Essays:
General Essays

Though it may seem formulaic and well it is the idea behind this structure is to make it easier for the reader to navigate the ideas put forth in an essay.

General Essays

The principle purpose of the introduction is to present your position this is also known as the "thesis" or "argument" on the issue at hand but effective introductory paragraphs are so much more than that. Before you even get to this thesis statement, for example, the essay should begin with a "hook" that grabs the reader’s attention and makes them want to read on. Examples of effective hooks include relevant quotations ("no man is an island") or surprising statistics "three out of four doctors report that…".

Only then, with the reader’s attention "hooked," should you move on to the thesis. The thesis should be a clear, one-sentence explanation of your position that leaves no doubt in the reader’s mind about which side you are on from the beginning of your essay.

Following the thesis, you should provide a mini-outline which previews the examples you will use to support your thesis in the rest of the essay. Not only does this tell the reader what to expect in the paragraphs to come but it also gives them a clearer understanding of what the essay is about.

Finally, designing the last sentence in this way has the added benefit of seamlessly moving the reader to the first paragraph of the body of the paper. In this way we can see that the basic introduction does not need to be much more than three or four sentences in length. If yours is much longer you might want to consider editing it down a bit!
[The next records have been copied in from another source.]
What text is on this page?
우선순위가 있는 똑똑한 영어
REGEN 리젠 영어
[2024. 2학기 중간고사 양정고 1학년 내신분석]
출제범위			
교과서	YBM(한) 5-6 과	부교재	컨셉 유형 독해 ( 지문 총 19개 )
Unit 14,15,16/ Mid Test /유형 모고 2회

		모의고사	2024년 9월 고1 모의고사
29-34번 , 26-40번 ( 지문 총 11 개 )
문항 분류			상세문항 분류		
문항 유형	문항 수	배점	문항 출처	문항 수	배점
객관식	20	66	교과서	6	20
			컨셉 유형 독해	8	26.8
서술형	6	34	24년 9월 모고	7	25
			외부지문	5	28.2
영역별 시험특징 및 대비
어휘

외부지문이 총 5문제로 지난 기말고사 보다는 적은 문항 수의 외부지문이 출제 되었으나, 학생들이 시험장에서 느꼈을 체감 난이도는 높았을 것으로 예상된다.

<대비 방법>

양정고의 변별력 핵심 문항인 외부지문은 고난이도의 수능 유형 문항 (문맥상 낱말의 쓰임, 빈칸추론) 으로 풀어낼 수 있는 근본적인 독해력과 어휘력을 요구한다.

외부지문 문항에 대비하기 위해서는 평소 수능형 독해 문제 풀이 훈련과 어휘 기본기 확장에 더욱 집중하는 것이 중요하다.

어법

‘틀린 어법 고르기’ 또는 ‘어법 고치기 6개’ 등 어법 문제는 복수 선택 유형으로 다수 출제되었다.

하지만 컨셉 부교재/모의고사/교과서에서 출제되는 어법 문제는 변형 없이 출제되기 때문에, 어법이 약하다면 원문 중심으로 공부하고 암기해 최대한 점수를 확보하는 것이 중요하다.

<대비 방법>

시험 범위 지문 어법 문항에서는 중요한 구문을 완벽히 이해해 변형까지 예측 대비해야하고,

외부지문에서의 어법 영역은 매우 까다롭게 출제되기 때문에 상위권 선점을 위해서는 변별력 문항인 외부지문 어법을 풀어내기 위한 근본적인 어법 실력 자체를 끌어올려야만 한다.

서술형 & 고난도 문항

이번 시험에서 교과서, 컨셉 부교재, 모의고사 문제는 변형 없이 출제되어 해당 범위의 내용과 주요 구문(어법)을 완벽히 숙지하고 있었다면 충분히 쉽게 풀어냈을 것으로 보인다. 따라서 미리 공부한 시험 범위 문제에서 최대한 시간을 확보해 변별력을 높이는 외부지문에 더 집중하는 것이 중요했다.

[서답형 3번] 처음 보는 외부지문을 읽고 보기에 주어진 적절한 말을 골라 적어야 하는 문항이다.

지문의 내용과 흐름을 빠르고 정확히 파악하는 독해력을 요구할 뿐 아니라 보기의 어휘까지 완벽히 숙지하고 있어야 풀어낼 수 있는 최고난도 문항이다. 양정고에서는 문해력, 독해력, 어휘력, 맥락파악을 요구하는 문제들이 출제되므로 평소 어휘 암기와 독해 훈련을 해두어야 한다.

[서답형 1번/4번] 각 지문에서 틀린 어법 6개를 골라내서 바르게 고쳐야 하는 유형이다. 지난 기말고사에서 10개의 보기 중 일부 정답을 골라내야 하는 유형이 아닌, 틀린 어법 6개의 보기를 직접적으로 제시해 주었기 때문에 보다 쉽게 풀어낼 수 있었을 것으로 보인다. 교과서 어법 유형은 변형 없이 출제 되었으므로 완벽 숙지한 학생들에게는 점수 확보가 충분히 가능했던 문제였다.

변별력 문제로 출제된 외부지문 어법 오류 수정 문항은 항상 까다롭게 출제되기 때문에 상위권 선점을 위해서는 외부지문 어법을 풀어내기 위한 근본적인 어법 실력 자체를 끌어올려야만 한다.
The middle paragraphs of the essay are collectively known as the body paragraphs and, as alluded to above, the main purpose of a body paragraph is to spell out in detail the examples that support your thesis.
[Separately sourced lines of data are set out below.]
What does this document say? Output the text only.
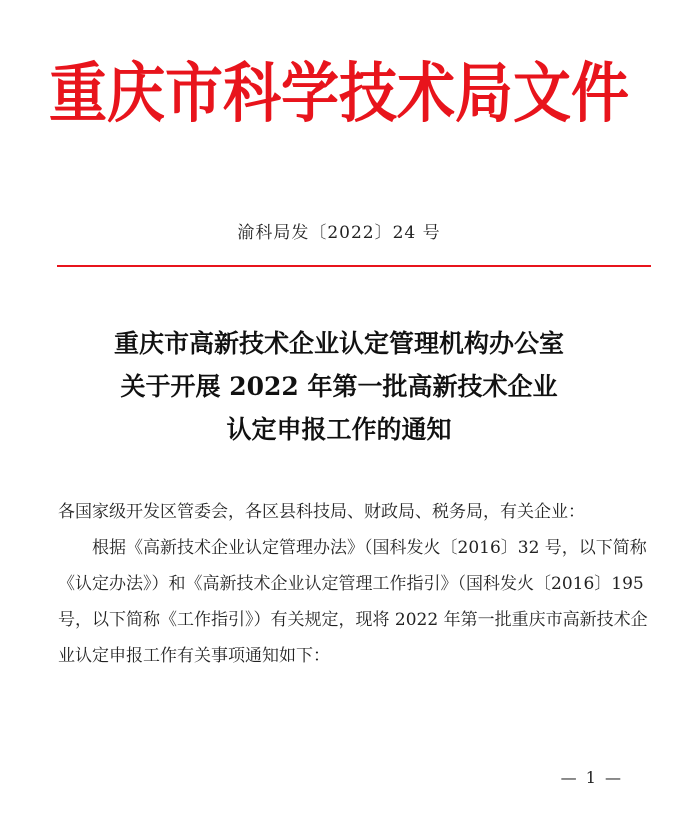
重庆市科学技术局文件
渝科局发〔2022〕24 号
重庆市高新技术企业认定管理机构办公室
关于开展 2022 年第一批高新技术企业
认定申报工作的通知

各国家级开发区管委会，各区县科技局、财政局、税务局，有关企业：

根据《高新技术企业认定管理办法》（国科发火〔2016〕32 号，以下简称《认定办法》）和《高新技术企业认定管理工作指引》（国科发火〔2016〕195 号，以下简称《工作指引》）有关规定，现将 2022 年第一批重庆市高新技术企业认定申报工作有关事项通知如下：

— 1 —
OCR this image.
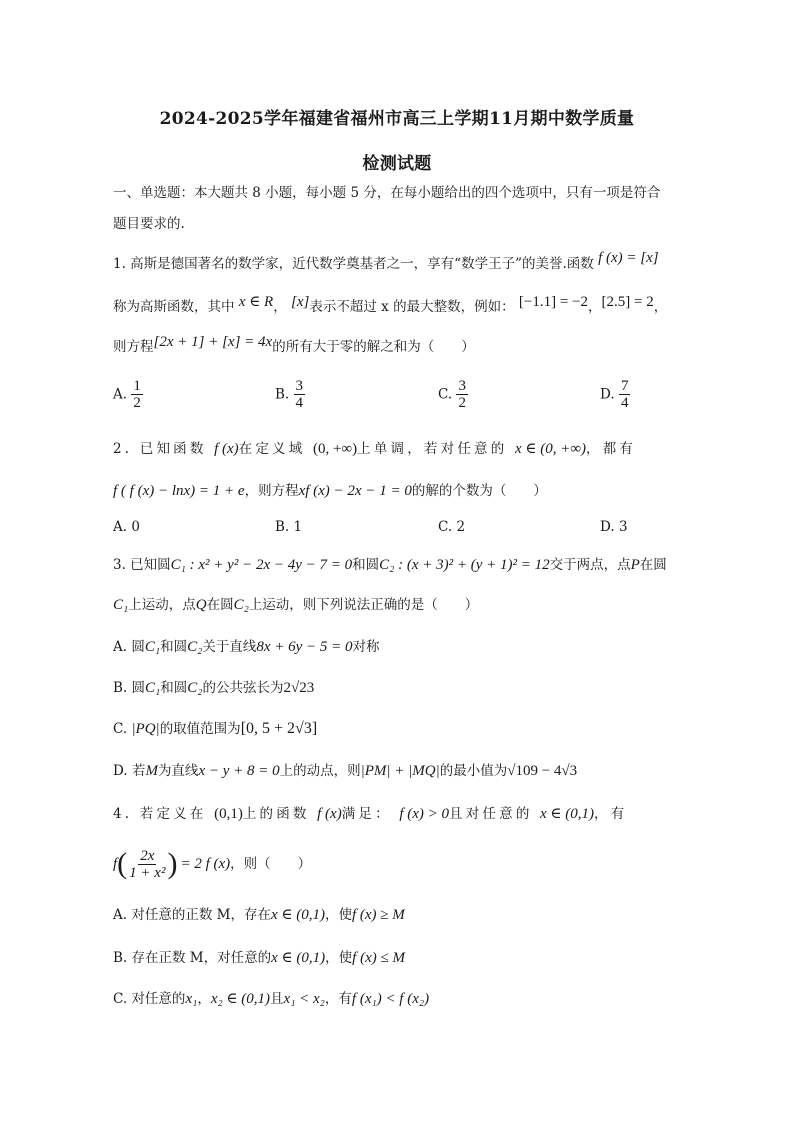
2024-2025学年福建省福州市高三上学期11月期中数学质量
检测试题
一、单选题：本大题共 8 小题，每小题 5 分，在每小题给出的四个选项中，只有一项是符合
题目要求的.
1. 高斯是德国著名的数学家，近代数学奠基者之一，享有“数学王子”的美誉.函数 f (x) = [x]
称为高斯函数，其中 x ∈ R， [x]表示不超过 x 的最大整数，例如： [−1.1] = −2，[2.5] = 2，
则方程[2x + 1] + [x] = 4x的所有大于零的解之和为（　　）
A. $\frac{1}{2}$	B. $\frac{3}{4}$	C. $\frac{3}{2}$	D. $\frac{7}{4}$
2. 已知函数 f (x)在定义域 (0, +∞)上单调，若对任意的 x ∈ (0, +∞)，都有
f ( f (x) − lnx) = 1 + e，则方程xf (x) − 2x − 1 = 0的解的个数为（　　）
A. 0	B. 1	C. 2	D. 3
3. 已知圆C₁ : x² + y² − 2x − 4y − 7 = 0和圆C₂ : (x + 3)² + (y + 1)² = 12交于两点，点P在圆
C₁上运动，点Q在圆C₂上运动，则下列说法正确的是（　　）
A. 圆C₁和圆C₂关于直线8x + 6y − 5 = 0对称
B. 圆C₁和圆C₂的公共弦长为2√23
C. |PQ|的取值范围为[0, 5 + 2√3]
D. 若M为直线x − y + 8 = 0上的动点，则|PM| + |MQ|的最小值为√109 − 4√3
4. 若定义在 (0,1)上的函数 f (x)满足： f (x) > 0且对任意的 x ∈ (0,1)，有
f ( $\frac{2x}{\text{1 + x²}}$ ) = 2 f (x) ，则（　　）
A. 对任意的正数 M，存在x ∈ (0,1)，使f (x) ≥ M
B. 存在正数 M，对任意的x ∈ (0,1)，使f (x) ≤ M
C. 对任意的x₁，x₂ ∈ (0,1)且x₁ < x₂，有f (x₁) < f (x₂)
For the first body paragraph you should use your strongest argument or most significant example unless some other more obvious beginning point as in the case of chronological explanations is required. The first sentence of this paragraph should be the topic sentence of the paragraph that directly relates to the examples listed in the mini-outline of introductory paragraph.

A one sentence body paragraph that simply cites the example of "George Washington" or "LeBron James" is not enough, however. No, following this an effective essay will follow up on this topic sentence by explaining to the reader, in detail, who or what an example is and, more importantly, why that example is relevant.
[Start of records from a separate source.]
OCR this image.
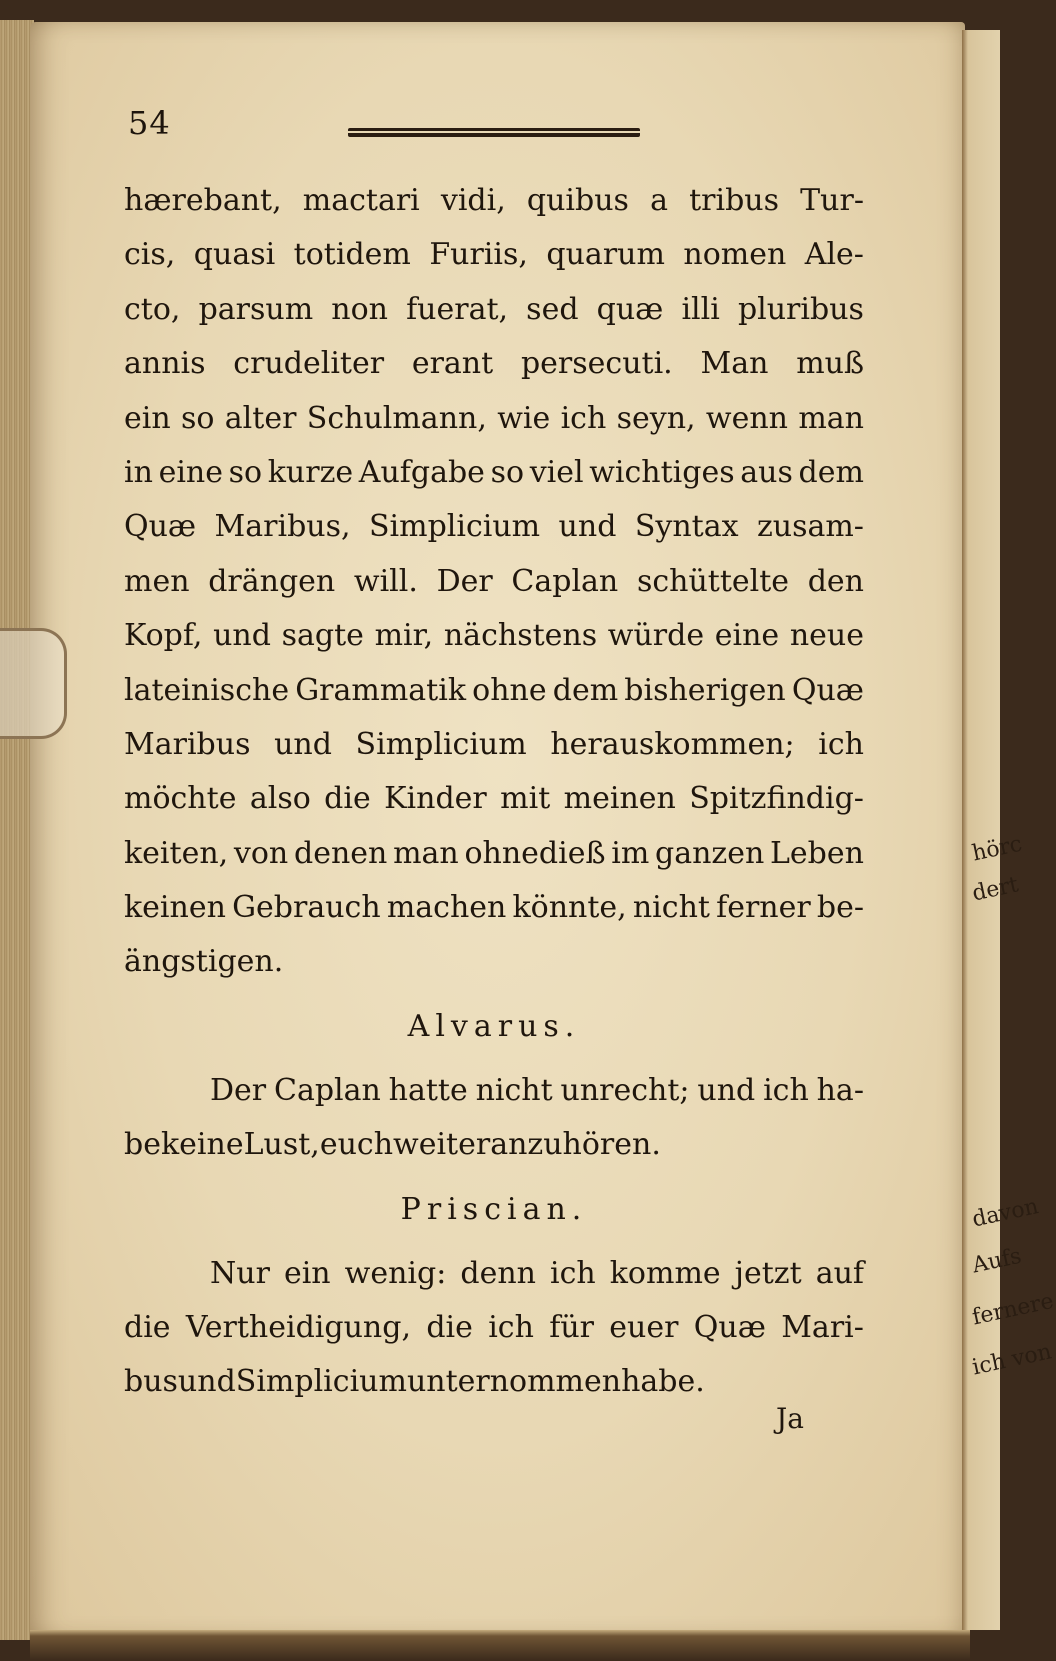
hörc
dert
davon
Aufs
fernere
ich von
54
hærebant, mactari vidi, quibus a tribus Tur-
cis, quasi totidem Furiis, quarum nomen Ale-
cto, parsum non fuerat, sed quæ illi pluribus
annis crudeliter erant persecuti. Man muß
ein so alter Schulmann, wie ich seyn, wenn man
in eine so kurze Aufgabe so viel wichtiges aus dem
Quæ Maribus, Simplicium und Syntax zusam-
men drängen will. Der Caplan schüttelte den
Kopf, und sagte mir, nächstens würde eine neue
lateinische Grammatik ohne dem bisherigen Quæ
Maribus und Simplicium herauskommen; ich
möchte also die Kinder mit meinen Spitzfindig-
keiten, von denen man ohnedieß im ganzen Leben
keinen Gebrauch machen könnte, nicht ferner be-
ängstigen.
Alvarus.
Der Caplan hatte nicht unrecht; und ich ha-
be keine Lust, euch weiter anzuhören.
Priscian.
Nur ein wenig: denn ich komme jetzt auf
die Vertheidigung, die ich für euer Quæ Mari-
bus und Simplicium unternommen habe.
Ja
Even the most famous examples need context. For example, George Washington’s life was extremely complex by using him as an example, do you intend to refer to his honesty, bravery, or maybe even his wooden teeth? The reader needs to know this and it is your job as the writer to paint the appropriate picture for them. To do this, it is a good idea to provide the reader with five or six relevant facts about the life in general or event in particular you believe most clearly illustrates your point.

You may have noticed that, though the above paragraph aligns pretty closely with the provided outline, there is one large exception: the first few words. These words are example of a transitional phrase – others include "furthermore," "moreover," but also "by contrast" and "on the other hand" – and are the hallmark of good writing.

Transitional phrases are useful for showing the reader where one section ends and another begins. It may be helpful to see them as the written equivalent of the kinds of spoken cues used in formal speeches that signal the end of one set of ideas and the beginning of another. In essence, they lead the reader from one section of the paragraph of another.

Although the conclusion paragraph comes at the end of your essay it should not be seen as an afterthought. As the final paragraph is represents your last chance to make your case and, as such, should follow an extremely rigid format.

One way to think of the conclusion is, paradoxically, as a second introduction because it does in fact contain many of the same features. While it does not need to be too long – four well-crafted sentence should be enough it can make or break and essay. Effective conclusions open with a concluding transition "in conclusion," "in the end," etc.

and an allusion to the "hook" used in the introductory paragraph. After that you should immediately provide a restatement of your thesis statement.

This should be the fourth or fifth time you have repeated your thesis so while you should use a variety of word choice in the body paragraphs it is a acceptable idea to use some (but not all) of the original language you used in the introduction. This echoing effect not only reinforces your argument but also ties it nicely to the second key element of the conclusion: a brief (two or three words is enough) review of the three main points from the body of the paper.

Having done all of that, the final element – and final sentence in your essay – should be a "global statement" or "call to action" that gives the reader signals that the discussion has come to an end.

Although it may seem like a waste of time – especially during exams where time is tight – it is almost always better to brainstorm a bit before beginning your essay. This should enable you to find the best supporting ideas – rather than simply the first ones that come to mind – and position them in your essay accordingly.

Your best supporting idea – the one that most strongly makes your case and, simultaneously, about which you have the most knowledge – should go first. Even the best-written essays can fail because of ineffectively placed arguments.